In my panic, I threw off the hypnotic haze from the wine and leapt to action with a sudden surge of adrenaline.

We were less than two metres from the jagged island cliff when I fired up the engines and pushed forward.

Sadly, luck was not on my side that night. A propeller instantly caught one of the mooring lines and started winding the rope around the shaft, pulling me further back towards the rocks instead of pushing me away.

I cut that engine immediately and continued trying to keep my distance with the other one.

With such strong winds blowing inside the dark bay, I was hesitant to hack the rope with my knife and free the propeller; trying to manoeuvre a large boat with a single engine seemed a recipe for further trouble.

Help is at hand

Thankfully, the French sailboat captain saw what had happened – he offered his help and eventually managed to get a line in my direction.

Secured to his boat, I stopped my second engine and dived into the black water with a knife and a flashlight.

It took over 45 minutes to slice through the rope which had tightly furled itself around the shaft.
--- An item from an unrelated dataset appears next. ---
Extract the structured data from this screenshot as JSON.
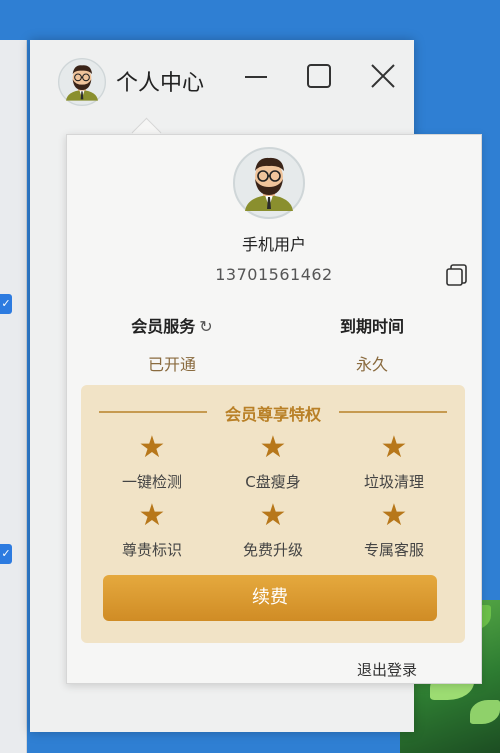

Not until I was back on board did I breathe a sigh of relief.

We moved to a more protected area of the bay and reset the anchor, but I couldn’t relax for the rest of the night and sat up keeping watch until first light.

These days, I carry two long non-submersible mooring lines and have invested in a heavier anchor. I’m incredibly thankful I woke up when I did.

Another glass of wine and I might not have been shaken from my slumber quite so quickly!